The bailout occurred when Parliament passed the Corn Laws, a steep tariff on cheap imported grain   As the eminent British historian Eric Hobsbawm wrote, “The Corn Laws which the farming industry imposed on the country in 1815 were not designed to save a tottering sector of the economy, but rather to preserve the abnormally high profits of the Napoleonic war-years, and to safeguard farmers from the consequences of their wartime euphoria, when farms had changed hands at the fanciest prices, loans and mortgages had been accepted on impossible terms.” The linkage to the sub-prime debacle and subsequent bailouts is obvious. Then, as now, making risky loans based on bubble-inflated real estate was a recipe for trouble.
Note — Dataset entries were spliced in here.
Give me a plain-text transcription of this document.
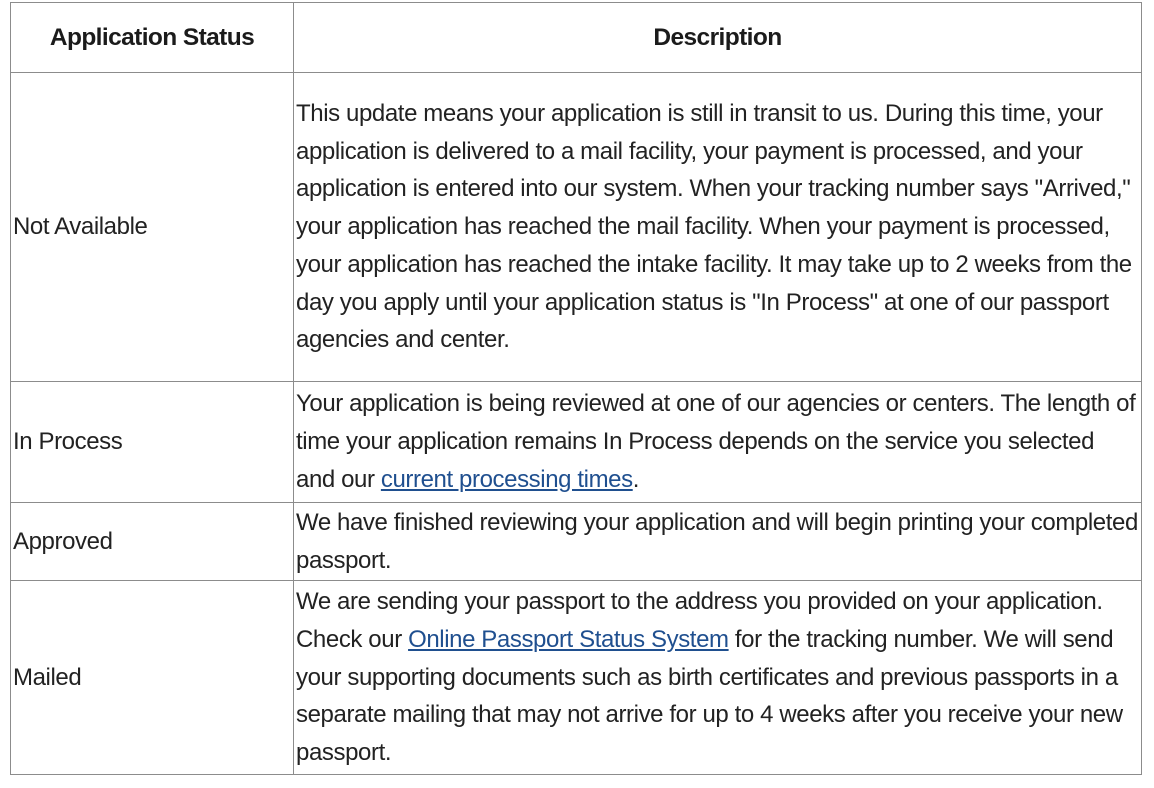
Application Status	Description
Not Available	This update means your application is still in transit to us. During this time, your application is delivered to a mail facility, your payment is processed, and your application is entered into our system. When your tracking number says "Arrived," your application has reached the mail facility. When your payment is processed, your application has reached the intake facility. It may take up to 2 weeks from the day you apply until your application status is "In Process" at one of our passport agencies and center.
In Process	Your application is being reviewed at one of our agencies or centers. The length of time your application remains In Process depends on the service you selected and our current processing times.
Approved	We have finished reviewing your application and will begin printing your completed passport.
Mailed	We are sending your passport to the address you provided on your application. Check our Online Passport Status System for the tracking number. We will send your supporting documents such as birth certificates and previous passports in a separate mailing that may not arrive for up to 4 weeks after you receive your new passport.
The costs of the tariffs literally took bread out of the mouths of the newly emerging class of factory workers, who then needed higher wages just to eat...
And then there's this:
The disastrous effects of the social structure showed up in a working class stunted by decades of malnutrition.  In the 1870s,’s the height of the twelve- year- olds at the prestigious ‘public’ schools was a full five inches taller than that of the industrial students in their separate schools.   When the nation conscripted its soldiers in 1917, this first comprehensive look at the health of the male population showed that two thirds suffered disqualifying disabilities.  Providing significantly improved conditions for the working class, proper nutrition, comprehensive education and, despite the work of reformers like public health pioneer Florence Nightingale, all this and readily available health services were decades in the future.
Does any of this sound familiar – a global empire whose economy has become nothing more than financial games funneling wealth to a small hereditary aristocracy; an underinvestment in research, science, technology and infrastructure; massive spending on a military “empire” fighting wars all over the world; an upper-class completely cut off from those they rule over; an educational system specifically designed to enhance privilege and inequality, with concurrent lack of social mobility; laws passed to enhance the profits of the idle rich while starving the working classes, and a lower class suffering the maladies of ill-health, substandard housing, and lack of jobs and education.
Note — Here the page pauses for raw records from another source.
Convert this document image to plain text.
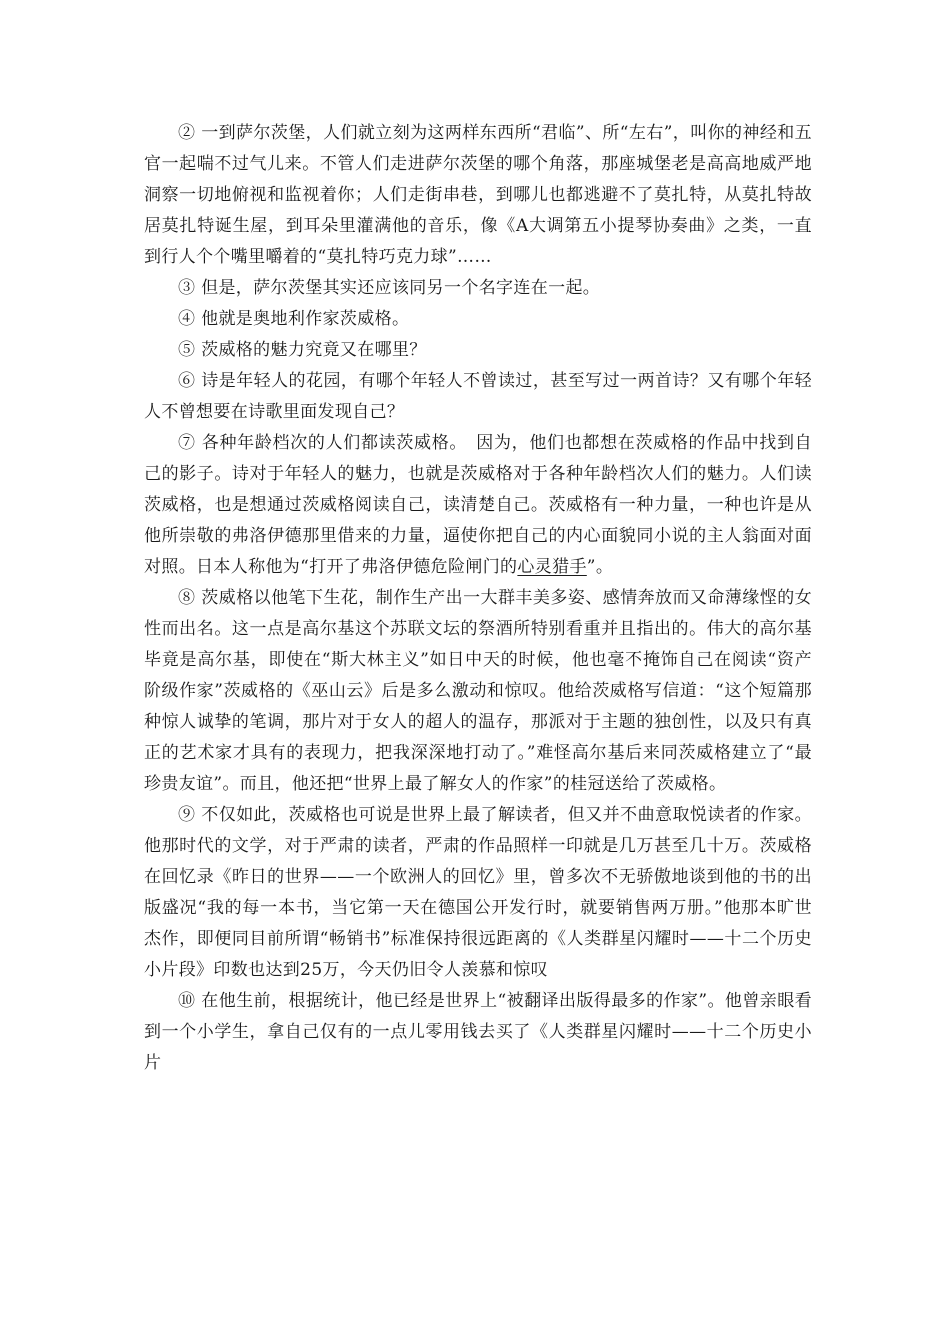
② 一到萨尔茨堡，人们就立刻为这两样东西所“君临”、所“左右”，叫你的神经和五官一起喘不过气儿来。不管人们走进萨尔茨堡的哪个角落，那座城堡老是高高地威严地洞察一切地俯视和监视着你；人们走街串巷，到哪儿也都逃避不了莫扎特，从莫扎特故居莫扎特诞生屋，到耳朵里灌满他的音乐，像《A大调第五小提琴协奏曲》之类，一直到行人个个嘴里嚼着的“莫扎特巧克力球”……

③ 但是，萨尔茨堡其实还应该同另一个名字连在一起。

④ 他就是奥地利作家茨威格。

⑤ 茨威格的魅力究竟又在哪里？

⑥ 诗是年轻人的花园，有哪个年轻人不曾读过，甚至写过一两首诗？又有哪个年轻人不曾想要在诗歌里面发现自己？

⑦ 各种年龄档次的人们都读茨威格。　因为，他们也都想在茨威格的作品中找到自己的影子。诗对于年轻人的魅力，也就是茨威格对于各种年龄档次人们的魅力。人们读茨威格，也是想通过茨威格阅读自己，读清楚自己。茨威格有一种力量，一种也许是从他所崇敬的弗洛伊德那里借来的力量，逼使你把自己的内心面貌同小说的主人翁面对面对照。日本人称他为“打开了弗洛伊德危险闸门的心灵猎手”。

⑧ 茨威格以他笔下生花，制作生产出一大群丰美多姿、感情奔放而又命薄缘悭的女性而出名。这一点是高尔基这个苏联文坛的祭酒所特别看重并且指出的。伟大的高尔基毕竟是高尔基，即使在“斯大林主义”如日中天的时候，他也毫不掩饰自己在阅读“资产阶级作家”茨威格的《巫山云》后是多么激动和惊叹。他给茨威格写信道：“这个短篇那种惊人诚挚的笔调，那片对于女人的超人的温存，那派对于主题的独创性，以及只有真正的艺术家才具有的表现力，把我深深地打动了。”难怪高尔基后来同茨威格建立了“最珍贵友谊”。而且，他还把“世界上最了解女人的作家”的桂冠送给了茨威格。

⑨ 不仅如此，茨威格也可说是世界上最了解读者，但又并不曲意取悦读者的作家。他那时代的文学，对于严肃的读者，严肃的作品照样一印就是几万甚至几十万。茨威格在回忆录《昨日的世界——一个欧洲人的回忆》里，曾多次不无骄傲地谈到他的书的出版盛况“我的每一本书，当它第一天在德国公开发行时，就要销售两万册。”他那本旷世杰作，即便同目前所谓“畅销书”标准保持很远距离的《人类群星闪耀时——十二个历史小片段》印数也达到25万，今天仍旧令人羡慕和惊叹

⑩ 在他生前，根据统计，他已经是世界上“被翻译出版得最多的作家”。他曾亲眼看到一个小学生，拿自己仅有的一点儿零用钱去买了《人类群星闪耀时——十二个历史小片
And we all know what happened to the British Empire, right?

2 comments:

  1. The peasants and workers were probably largely guided by the church and landowning establishment to believe their lot in life was inevitable and ordained because they were inherently inferior. After a tour of surrounding countryside in my area this weekend, it looks like our rural gentry and proletariat are now completely united in their fervent faith in the millionaires.